Here, we present work on the improved hybridisation and release of specially designed pegylated double stranded DNA strands with a pendant toehold. For this forensically relevant DNA namely amelogenin (AMEL) (a sex determination gene) and the human c-fms (macrophage colony-stimulating factor) proto-oncogene for the CSF-1 receptor (CSF1PO) short tandem repeat (STR) were employed. Magnetic beads functionalised with oligonucleotide capture probes with complementarity to the dsDNA PCR product toehold were fabricated. Characterisation of the beads was achieved through dynamic light (DLS) scattering and attenuated total reflectance-Fourier transform infrared (ATR-FTIR) spectroscopy showing successful attachment of the oligonucleotides. The time frame of hybridisation between the dsPCR product toehold and the oligonucleotide modified beads was decreased from 6 h to 10 min by pre-incubation of the oligonucleotide functionalised magnetic beads in 2% aqueous sodium dodecyl sulphate (SDS) solution. Fluorescent microscopy was used to determine the time of toehold mediated strand displacement of the captured dsPCR product from the magnetic bead. Initially, displacement was achieved within 6 h. This was subsequently reduced to 3 h by the addition of a rate accelerator, PEG6000 at 10% v/v.

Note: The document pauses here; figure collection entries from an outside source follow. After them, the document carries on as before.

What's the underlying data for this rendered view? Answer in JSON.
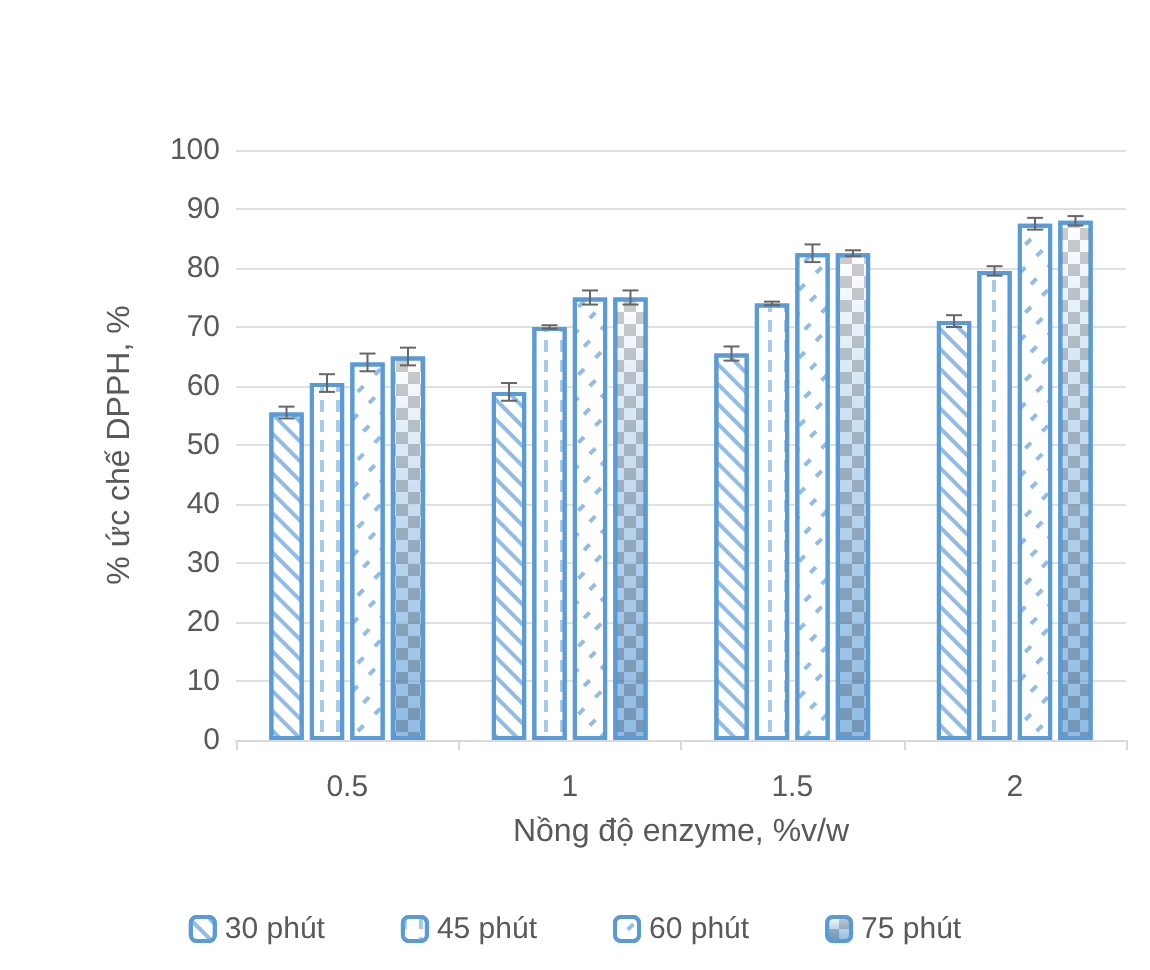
{
  "chart_data": {
    "type": "bar",
    "xlabel": "Nồng độ enzyme, %v/w",
    "ylabel": "% ức chế DPPH, %",
    "categories": [
      "0.5",
      "1",
      "1.5",
      "2"
    ],
    "series": [
      {
        "name": "30 phút",
        "color": "#5b9bd5",
        "values": [
          55.5,
          59,
          65.5,
          71
        ],
        "errors": [
          1,
          1.5,
          1.2,
          1
        ]
      },
      {
        "name": "45 phút",
        "color": "#5b9bd5",
        "values": [
          60.5,
          70,
          74,
          79.5
        ],
        "errors": [
          1.5,
          0.3,
          0.3,
          0.8
        ]
      },
      {
        "name": "60 phút",
        "color": "#5b9bd5",
        "values": [
          64,
          75,
          82.5,
          87.5
        ],
        "errors": [
          1.5,
          1.2,
          1.5,
          1
        ]
      },
      {
        "name": "75 phút",
        "color": "#5b9bd5",
        "values": [
          65,
          75,
          82.5,
          88
        ],
        "errors": [
          1.5,
          1.2,
          0.5,
          0.8
        ]
      }
    ],
    "ylim": [
      0,
      100
    ],
    "yticks": [
      0,
      10,
      20,
      30,
      40,
      50,
      60,
      70,
      80,
      90,
      100
    ],
    "grid": "y",
    "legend": "bottom"
  }
}
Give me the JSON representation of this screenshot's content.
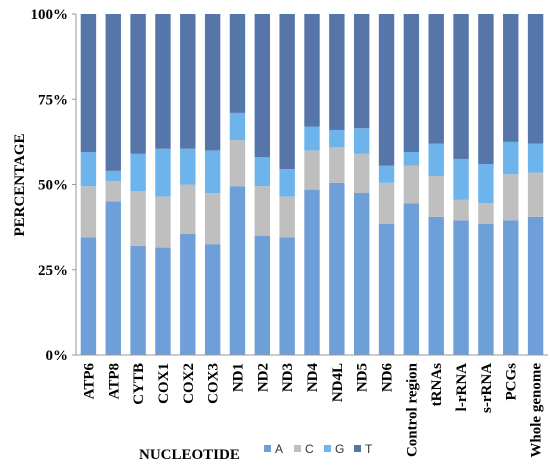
{
  "chart_data": {
    "type": "bar",
    "stacked": true,
    "title": "",
    "xlabel": "NUCLEOTIDE",
    "ylabel": "PERCENTAGE",
    "ylim": [
      0,
      100
    ],
    "yticks": [
      "0%",
      "25%",
      "50%",
      "75%",
      "100%"
    ],
    "ytick_values": [
      0,
      25,
      50,
      75,
      100
    ],
    "grid": false,
    "legend_position": "bottom",
    "categories": [
      "ATP6",
      "ATP8",
      "CYTB",
      "COX1",
      "COX2",
      "COX3",
      "ND1",
      "ND2",
      "ND3",
      "ND4",
      "ND4L",
      "ND5",
      "ND6",
      "Control region",
      "tRNAs",
      "l-rRNA",
      "s-rRNA",
      "PCGs",
      "Whole genome"
    ],
    "series": [
      {
        "name": "A",
        "color": "#6f9fd8",
        "values": [
          34.5,
          45.0,
          32.0,
          31.5,
          35.5,
          32.5,
          49.5,
          35.0,
          34.5,
          48.5,
          50.5,
          47.5,
          38.5,
          44.5,
          40.5,
          39.5,
          38.5,
          39.5,
          40.5
        ]
      },
      {
        "name": "C",
        "color": "#bfbfbf",
        "values": [
          15.0,
          6.0,
          16.0,
          15.0,
          14.5,
          15.0,
          13.5,
          14.5,
          12.0,
          11.5,
          10.5,
          11.5,
          12.0,
          11.0,
          12.0,
          6.0,
          6.0,
          13.5,
          13.0
        ]
      },
      {
        "name": "G",
        "color": "#6db3ec",
        "values": [
          10.0,
          3.0,
          11.0,
          14.0,
          10.5,
          12.5,
          8.0,
          8.5,
          8.0,
          7.0,
          5.0,
          7.5,
          5.0,
          4.0,
          9.5,
          12.0,
          11.5,
          9.5,
          8.5
        ]
      },
      {
        "name": "T",
        "color": "#5675a8",
        "values": [
          40.5,
          46.0,
          41.0,
          39.5,
          39.5,
          40.0,
          29.0,
          42.0,
          45.5,
          33.0,
          34.0,
          33.5,
          44.5,
          40.5,
          38.0,
          42.5,
          44.0,
          37.5,
          38.0
        ]
      }
    ]
  }
}
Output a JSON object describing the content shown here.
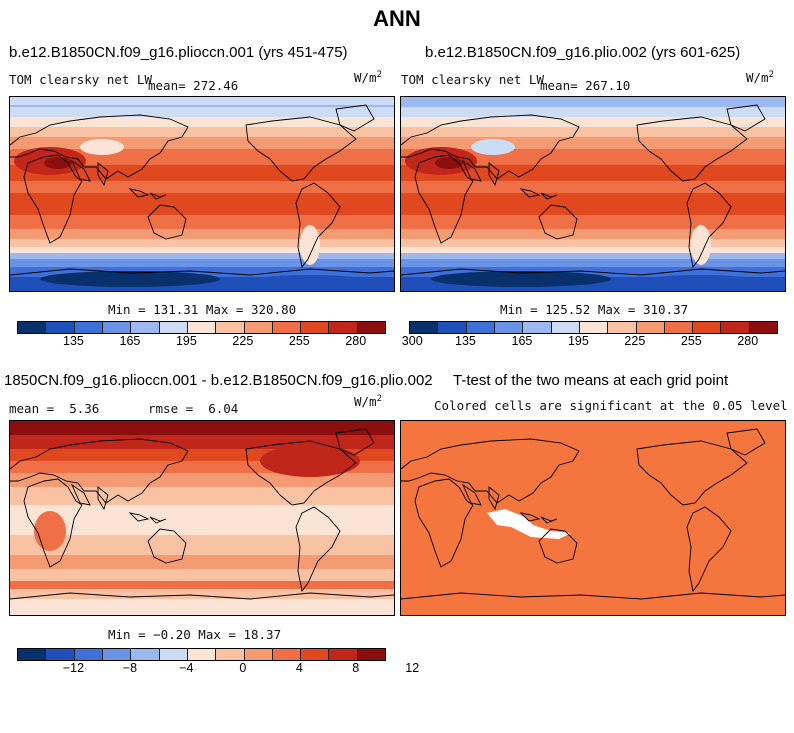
{
  "title": "ANN",
  "colors": [
    "#08306b",
    "#1f4fb8",
    "#3f6fd8",
    "#6a93e6",
    "#9cb8ee",
    "#cddcf5",
    "#fbe4d6",
    "#f9c2a3",
    "#f59b74",
    "#ef6f46",
    "#e0481f",
    "#c0261a",
    "#8b0f0f"
  ],
  "panels": {
    "top_left": {
      "title": "b.e12.B1850CN.f09_g16.plioccn.001 (yrs 451-475)",
      "var_label": "TOM clearsky net LW",
      "mean_label": "mean=",
      "mean": "272.46",
      "units": "W/m",
      "units_exp": "2",
      "minmax": "Min = 131.31 Max = 320.80",
      "ticks": [
        "135",
        "165",
        "195",
        "225",
        "255",
        "280",
        "300"
      ]
    },
    "top_right": {
      "title": "b.e12.B1850CN.f09_g16.plio.002 (yrs 601-625)",
      "var_label": "TOM clearsky net LW",
      "mean_label": "mean=",
      "mean": "267.10",
      "units": "W/m",
      "units_exp": "2",
      "minmax": "Min = 125.52 Max = 310.37",
      "ticks": [
        "135",
        "165",
        "195",
        "225",
        "255",
        "280",
        "300"
      ]
    },
    "bottom_left": {
      "title": "1850CN.f09_g16.plioccn.001 - b.e12.B1850CN.f09_g16.plio.002",
      "mean_label": "mean =",
      "mean": "5.36",
      "rmse_label": "rmse =",
      "rmse": "6.04",
      "units": "W/m",
      "units_exp": "2",
      "minmax": "Min = −0.20 Max = 18.37",
      "ticks": [
        "−12",
        "−8",
        "−4",
        "0",
        "4",
        "8",
        "12"
      ]
    },
    "bottom_right": {
      "title": "T-test of the two means at each grid point",
      "subtitle": "Colored cells are significant at the 0.05 level",
      "fill_color": "#f5753e"
    }
  }
}
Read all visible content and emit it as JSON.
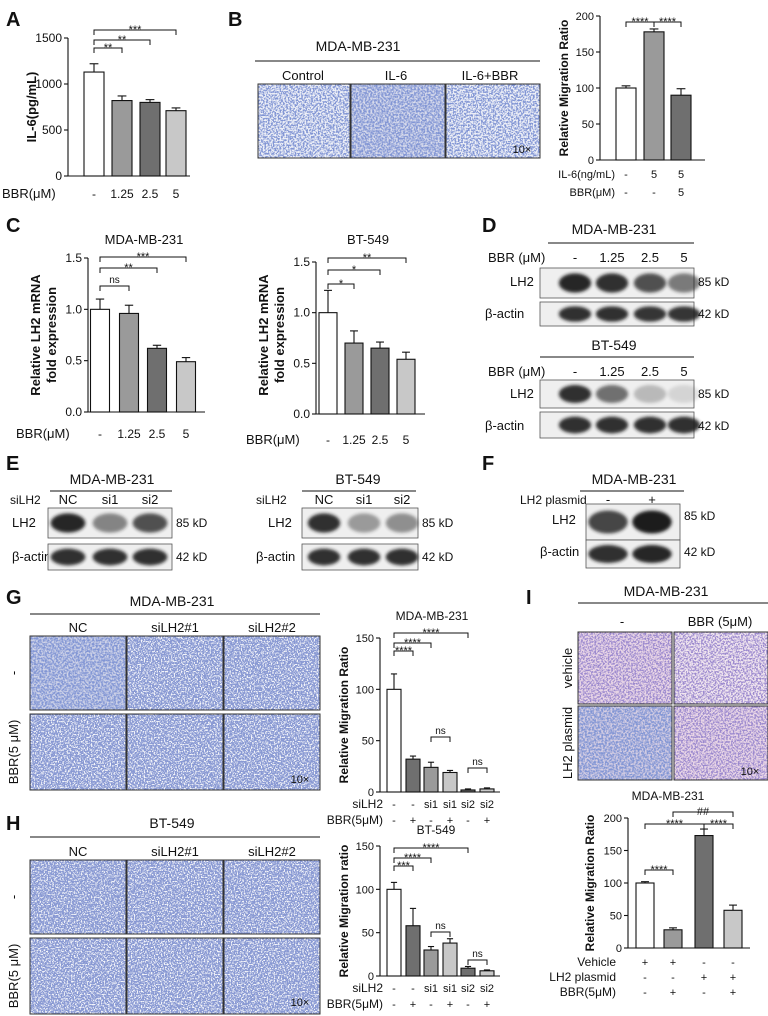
{
  "colors": {
    "white": "#ffffff",
    "gray_light": "#c8c8c8",
    "gray": "#9a9a9a",
    "gray_dark": "#6f6f6f",
    "stain": "#3a4fa8",
    "stain_bg_light": "#eef0f7",
    "stain_pink": "#e9d6e6",
    "band": "#1a1a1a"
  },
  "panels": {
    "A": {
      "letter": "A",
      "xlabel": "BBR(μM)",
      "ylabel": "IL-6(pg/mL)",
      "yticks": [
        "0",
        "500",
        "1000",
        "1500"
      ],
      "cats": [
        "-",
        "1.25",
        "2.5",
        "5"
      ],
      "sigs": [
        "***",
        "**",
        "**"
      ]
    },
    "B": {
      "letter": "B",
      "cellline": "MDA-MB-231",
      "conds": [
        "Control",
        "IL-6",
        "IL-6+BBR"
      ],
      "mag": "10×",
      "ylabel": "Relative Migration Ratio",
      "yticks": [
        "0",
        "50",
        "100",
        "150",
        "200"
      ],
      "rows": [
        {
          "label": "IL-6(ng/mL)",
          "vals": [
            "-",
            "5",
            "5"
          ]
        },
        {
          "label": "BBR(μM)",
          "vals": [
            "-",
            "-",
            "5"
          ]
        }
      ],
      "sigs": [
        "****",
        "****"
      ]
    },
    "C": {
      "letter": "C",
      "title1": "MDA-MB-231",
      "title2": "BT-549",
      "ylabel": "Relative LH2 mRNA fold expression",
      "ylabel_l1": "Relative LH2 mRNA",
      "ylabel_l2": "fold expression",
      "yticks": [
        "0.0",
        "0.5",
        "1.0",
        "1.5"
      ],
      "xlabel": "BBR(μM)",
      "cats": [
        "-",
        "1.25",
        "2.5",
        "5"
      ],
      "sigs1": [
        "ns",
        "**",
        "***"
      ],
      "sigs2": [
        "*",
        "*",
        "**"
      ]
    },
    "D": {
      "letter": "D",
      "cellline1": "MDA-MB-231",
      "cellline2": "BT-549",
      "rowlabel": "BBR (μM)",
      "lanes": [
        "-",
        "1.25",
        "2.5",
        "5"
      ],
      "protein": "LH2",
      "loading": "β-actin",
      "kd1": "85 kD",
      "kd2": "42 kD"
    },
    "E": {
      "letter": "E",
      "cellline1": "MDA-MB-231",
      "cellline2": "BT-549",
      "rowlabel": "siLH2",
      "lanes": [
        "NC",
        "si1",
        "si2"
      ],
      "protein": "LH2",
      "loading": "β-actin",
      "kd1": "85 kD",
      "kd2": "42 kD"
    },
    "F": {
      "letter": "F",
      "cellline": "MDA-MB-231",
      "rowlabel": "LH2 plasmid",
      "lanes": [
        "-",
        "+"
      ],
      "protein": "LH2",
      "loading": "β-actin",
      "kd1": "85 kD",
      "kd2": "42 kD"
    },
    "G": {
      "letter": "G",
      "cellline": "MDA-MB-231",
      "cols": [
        "NC",
        "siLH2#1",
        "siLH2#2"
      ],
      "rowlabels": [
        "-",
        "BBR(5 μM)"
      ],
      "mag": "10×",
      "charttitle": "MDA-MB-231",
      "ylabel": "Relative Migration Ratio",
      "yticks": [
        "0",
        "50",
        "100",
        "150"
      ],
      "rows": [
        {
          "label": "siLH2",
          "vals": [
            "-",
            "-",
            "si1",
            "si1",
            "si2",
            "si2"
          ]
        },
        {
          "label": "BBR(5μM)",
          "vals": [
            "-",
            "+",
            "-",
            "+",
            "-",
            "+"
          ]
        }
      ],
      "sigs": [
        "****",
        "****",
        "****",
        "ns",
        "ns"
      ]
    },
    "H": {
      "letter": "H",
      "cellline": "BT-549",
      "cols": [
        "NC",
        "siLH2#1",
        "siLH2#2"
      ],
      "rowlabels": [
        "-",
        "BBR(5 μM)"
      ],
      "mag": "10×",
      "charttitle": "BT-549",
      "ylabel": "Relative Migration ratio",
      "yticks": [
        "0",
        "50",
        "100",
        "150"
      ],
      "rows": [
        {
          "label": "siLH2",
          "vals": [
            "-",
            "-",
            "si1",
            "si1",
            "si2",
            "si2"
          ]
        },
        {
          "label": "BBR(5μM)",
          "vals": [
            "-",
            "+",
            "-",
            "+",
            "-",
            "+"
          ]
        }
      ],
      "sigs": [
        "***",
        "****",
        "****",
        "ns",
        "ns"
      ]
    },
    "I": {
      "letter": "I",
      "cellline": "MDA-MB-231",
      "cols": [
        "-",
        "BBR (5μM)"
      ],
      "rowlabels": [
        "vehicle",
        "LH2 plasmid"
      ],
      "mag": "10×",
      "charttitle": "MDA-MB-231",
      "ylabel": "Relative Migration Ratio",
      "yticks": [
        "0",
        "50",
        "100",
        "150",
        "200"
      ],
      "rows": [
        {
          "label": "Vehicle",
          "vals": [
            "+",
            "+",
            "-",
            "-"
          ]
        },
        {
          "label": "LH2 plasmid",
          "vals": [
            "-",
            "-",
            "+",
            "+"
          ]
        },
        {
          "label": "BBR(5μM)",
          "vals": [
            "-",
            "+",
            "-",
            "+"
          ]
        }
      ],
      "sigs": [
        "****",
        "****",
        "****",
        "##"
      ]
    }
  },
  "chart_data": [
    {
      "type": "bar",
      "panel": "A",
      "categories": [
        "-",
        "1.25",
        "2.5",
        "5"
      ],
      "values": [
        1130,
        820,
        800,
        710
      ],
      "errors": [
        90,
        50,
        30,
        30
      ],
      "colors": [
        "#ffffff",
        "#9a9a9a",
        "#6f6f6f",
        "#c8c8c8"
      ],
      "xlabel": "BBR(μM)",
      "ylabel": "IL-6(pg/mL)",
      "ylim": [
        0,
        1500
      ],
      "yticks": [
        0,
        500,
        1000,
        1500
      ],
      "annotations": [
        {
          "pair": [
            0,
            1
          ],
          "text": "**"
        },
        {
          "pair": [
            0,
            2
          ],
          "text": "**"
        },
        {
          "pair": [
            0,
            3
          ],
          "text": "***"
        }
      ]
    },
    {
      "type": "bar",
      "panel": "B",
      "categories": [
        "1",
        "2",
        "3"
      ],
      "values": [
        100,
        178,
        90
      ],
      "errors": [
        3,
        4,
        9
      ],
      "colors": [
        "#ffffff",
        "#9a9a9a",
        "#6f6f6f"
      ],
      "ylabel": "Relative Migration Ratio",
      "ylim": [
        0,
        200
      ],
      "yticks": [
        0,
        50,
        100,
        150,
        200
      ],
      "annotations": [
        {
          "pair": [
            0,
            1
          ],
          "text": "****"
        },
        {
          "pair": [
            1,
            2
          ],
          "text": "****"
        }
      ]
    },
    {
      "type": "bar",
      "panel": "C-left",
      "title": "MDA-MB-231",
      "categories": [
        "-",
        "1.25",
        "2.5",
        "5"
      ],
      "values": [
        1.0,
        0.96,
        0.62,
        0.49
      ],
      "errors": [
        0.1,
        0.08,
        0.03,
        0.04
      ],
      "colors": [
        "#ffffff",
        "#9a9a9a",
        "#6f6f6f",
        "#c8c8c8"
      ],
      "xlabel": "BBR(μM)",
      "ylabel": "Relative LH2 mRNA fold expression",
      "ylim": [
        0,
        1.5
      ],
      "yticks": [
        0,
        0.5,
        1.0,
        1.5
      ],
      "annotations": [
        {
          "pair": [
            0,
            1
          ],
          "text": "ns"
        },
        {
          "pair": [
            0,
            2
          ],
          "text": "**"
        },
        {
          "pair": [
            0,
            3
          ],
          "text": "***"
        }
      ]
    },
    {
      "type": "bar",
      "panel": "C-right",
      "title": "BT-549",
      "categories": [
        "-",
        "1.25",
        "2.5",
        "5"
      ],
      "values": [
        1.0,
        0.7,
        0.65,
        0.54
      ],
      "errors": [
        0.22,
        0.12,
        0.06,
        0.07
      ],
      "colors": [
        "#ffffff",
        "#9a9a9a",
        "#6f6f6f",
        "#c8c8c8"
      ],
      "xlabel": "BBR(μM)",
      "ylabel": "Relative LH2 mRNA fold expression",
      "ylim": [
        0,
        1.5
      ],
      "yticks": [
        0,
        0.5,
        1.0,
        1.5
      ],
      "annotations": [
        {
          "pair": [
            0,
            1
          ],
          "text": "*"
        },
        {
          "pair": [
            0,
            2
          ],
          "text": "*"
        },
        {
          "pair": [
            0,
            3
          ],
          "text": "**"
        }
      ]
    },
    {
      "type": "bar",
      "panel": "G",
      "title": "MDA-MB-231",
      "categories": [
        "1",
        "2",
        "3",
        "4",
        "5",
        "6"
      ],
      "values": [
        100,
        32,
        24,
        19,
        2,
        3
      ],
      "errors": [
        15,
        3,
        5,
        2,
        1,
        1
      ],
      "colors": [
        "#ffffff",
        "#6f6f6f",
        "#9a9a9a",
        "#c8c8c8",
        "#6f6f6f",
        "#c8c8c8"
      ],
      "ylabel": "Relative Migration Ratio",
      "ylim": [
        0,
        150
      ],
      "yticks": [
        0,
        50,
        100,
        150
      ],
      "annotations": [
        {
          "pair": [
            0,
            1
          ],
          "text": "****"
        },
        {
          "pair": [
            0,
            2
          ],
          "text": "****"
        },
        {
          "pair": [
            0,
            4
          ],
          "text": "****"
        },
        {
          "pair": [
            2,
            3
          ],
          "text": "ns"
        },
        {
          "pair": [
            4,
            5
          ],
          "text": "ns"
        }
      ]
    },
    {
      "type": "bar",
      "panel": "H",
      "title": "BT-549",
      "categories": [
        "1",
        "2",
        "3",
        "4",
        "5",
        "6"
      ],
      "values": [
        100,
        58,
        30,
        38,
        9,
        6
      ],
      "errors": [
        8,
        20,
        4,
        5,
        2,
        1
      ],
      "colors": [
        "#ffffff",
        "#6f6f6f",
        "#9a9a9a",
        "#c8c8c8",
        "#6f6f6f",
        "#c8c8c8"
      ],
      "ylabel": "Relative Migration ratio",
      "ylim": [
        0,
        150
      ],
      "yticks": [
        0,
        50,
        100,
        150
      ],
      "annotations": [
        {
          "pair": [
            0,
            1
          ],
          "text": "***"
        },
        {
          "pair": [
            0,
            2
          ],
          "text": "****"
        },
        {
          "pair": [
            0,
            4
          ],
          "text": "****"
        },
        {
          "pair": [
            2,
            3
          ],
          "text": "ns"
        },
        {
          "pair": [
            4,
            5
          ],
          "text": "ns"
        }
      ]
    },
    {
      "type": "bar",
      "panel": "I",
      "title": "MDA-MB-231",
      "categories": [
        "1",
        "2",
        "3",
        "4"
      ],
      "values": [
        100,
        28,
        173,
        58
      ],
      "errors": [
        2,
        3,
        10,
        8
      ],
      "colors": [
        "#ffffff",
        "#9a9a9a",
        "#6f6f6f",
        "#c8c8c8"
      ],
      "ylabel": "Relative Migration Ratio",
      "ylim": [
        0,
        200
      ],
      "yticks": [
        0,
        50,
        100,
        150,
        200
      ],
      "annotations": [
        {
          "pair": [
            0,
            1
          ],
          "text": "****"
        },
        {
          "pair": [
            0,
            2
          ],
          "text": "****"
        },
        {
          "pair": [
            2,
            3
          ],
          "text": "****"
        },
        {
          "pair": [
            1,
            3
          ],
          "text": "##"
        }
      ]
    }
  ]
}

Detection of harmful algal bloom causing microalgae using covalently immobilised capture oligonucleotide probes on glass and poly(dimethylsiloxane) surfaces

Harmful algal bloom (HAB) events have been on the rise in the last few decades with some of the causative microalgae exhibiting toxic properties. Therefore, detection is essential in order to prevent mortality of aquatic life and poisoning events from consumption of these biotoxins. Here, oligonucleotide modified glass and poly(dimethylsiloxane) (PDMS) surfaces have been developed for the detection of the HAB causing microalgae, Alexandrium catenella, in a model system. Our preliminary studies show that the glass surface offers superior stability and analytical response when compared to those prepared from PDMS.